Limbah domestik atau limbah rumah tangga dapat dibedakan berdasarkan bentuknya, menjadi limbah domestik cair dan limbah domestik padat. Limbah domestik cair merupakan limbah rumah tangga yang menghasilkan residu berupa cairan. Beberapa diantaranya yaitu, limbah kotoran atau tinja, limbah masak, limbah tempat cuci dan limbah kamar mandi (Siddiq dkk, 2017). Limbah domestik cair terdiri dari limbah organik dan limbah anorganik. Limbah kotoran atau tinja termasuk dalam limbah organik. Sedangkan limbah anorganik dalam bentuk cair, biasanya di dominasi oleh cairan kimia, seperti limbah air sabun, limbah detergen, dan lain-lain.
Limbah cair domestik secara umum akan mencemari lingkungan jika tidak dikelola dengan baik. Selain itu, limbah cair domestik akan lebih mudah mencemari lingkungan, pada daerah rawan banjir. Salah satu daerah rawan banjir yang perlu diperhatikan, yaitu pada kawasan rawa. Kawasan rawa memiliki kondisi tanah yang selalu jenuh air. Jenis air tersebut adalah air tawar, air payau ataupun air asin. Kawasan ini juga berada pada kondisi peralihan, baik daratan dan laut atau daratan dan sungai atau danau (Subagyo dalam Putri, 2017).
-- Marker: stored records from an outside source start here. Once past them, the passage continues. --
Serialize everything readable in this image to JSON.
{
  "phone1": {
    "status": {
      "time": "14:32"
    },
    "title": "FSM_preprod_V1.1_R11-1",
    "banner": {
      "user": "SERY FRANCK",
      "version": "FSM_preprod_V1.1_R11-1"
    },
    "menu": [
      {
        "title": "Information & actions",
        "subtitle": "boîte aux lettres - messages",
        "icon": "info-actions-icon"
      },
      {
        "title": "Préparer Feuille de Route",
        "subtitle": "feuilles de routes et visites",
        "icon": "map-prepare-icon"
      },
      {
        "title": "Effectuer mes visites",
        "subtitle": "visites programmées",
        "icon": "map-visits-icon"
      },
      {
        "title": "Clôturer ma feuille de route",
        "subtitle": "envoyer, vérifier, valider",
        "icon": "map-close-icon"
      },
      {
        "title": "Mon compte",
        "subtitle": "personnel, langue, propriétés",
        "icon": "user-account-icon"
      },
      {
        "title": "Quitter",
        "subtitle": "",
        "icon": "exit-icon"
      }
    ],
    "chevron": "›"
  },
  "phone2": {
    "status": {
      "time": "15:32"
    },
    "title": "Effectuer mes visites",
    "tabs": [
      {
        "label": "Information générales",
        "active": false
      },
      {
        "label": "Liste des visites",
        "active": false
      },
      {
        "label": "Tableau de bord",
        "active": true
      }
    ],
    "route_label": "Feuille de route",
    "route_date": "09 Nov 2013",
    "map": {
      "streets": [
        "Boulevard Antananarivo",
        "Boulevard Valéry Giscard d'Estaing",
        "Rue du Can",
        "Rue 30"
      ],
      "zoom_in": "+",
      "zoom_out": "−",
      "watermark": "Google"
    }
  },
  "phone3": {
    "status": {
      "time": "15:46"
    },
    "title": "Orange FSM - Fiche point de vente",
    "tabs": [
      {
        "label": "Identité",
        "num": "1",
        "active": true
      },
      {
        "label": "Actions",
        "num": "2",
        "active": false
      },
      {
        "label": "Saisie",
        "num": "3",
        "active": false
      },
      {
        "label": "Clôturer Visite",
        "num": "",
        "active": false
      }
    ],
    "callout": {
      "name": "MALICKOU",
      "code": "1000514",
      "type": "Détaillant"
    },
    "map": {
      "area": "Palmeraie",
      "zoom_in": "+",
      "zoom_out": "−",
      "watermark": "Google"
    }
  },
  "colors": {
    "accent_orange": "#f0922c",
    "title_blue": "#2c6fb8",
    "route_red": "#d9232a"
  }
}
Kawasan rawa dapat memunculkan permasalahan sanitasi lingkungan. Sanitasi sendiri merupakan bentuk usaha menuju kesehatan masyarakat yang menitikberatkan pada pengawasan terhadap berbagai faktor lingkungan. Bentuk sanitasi dasar yang perlu dipenuhi meliputi penyediaan air bersih, pembuangan kotoran manusia (jamban), pengelolaan sampah (tempat sampah) dan pembuangan air limbah (SPAL) (Azwar, 1995). Sanitasi yang rendah pada kawasan rawa dan rawan banjir, salah satunya terletak di Kecamatan Baleendah Kabupaten Bandung, Jawa Barat. Daerah tersebut memiliki cakupan akses sistem penyaluran air limbah (SPAL) 37,23% (sangat rendah). Selain itu, wilayah pelayanan kebersihan pada persampahan hanya 13,21% juga memiliki nilai sangat rendah. Hal tersebut mengakibatkan terjadinya penurunan dalam kualitas kesehatan masyarakat terutama ketika bencana banjir (BPBD Kab.Bandung, 2017).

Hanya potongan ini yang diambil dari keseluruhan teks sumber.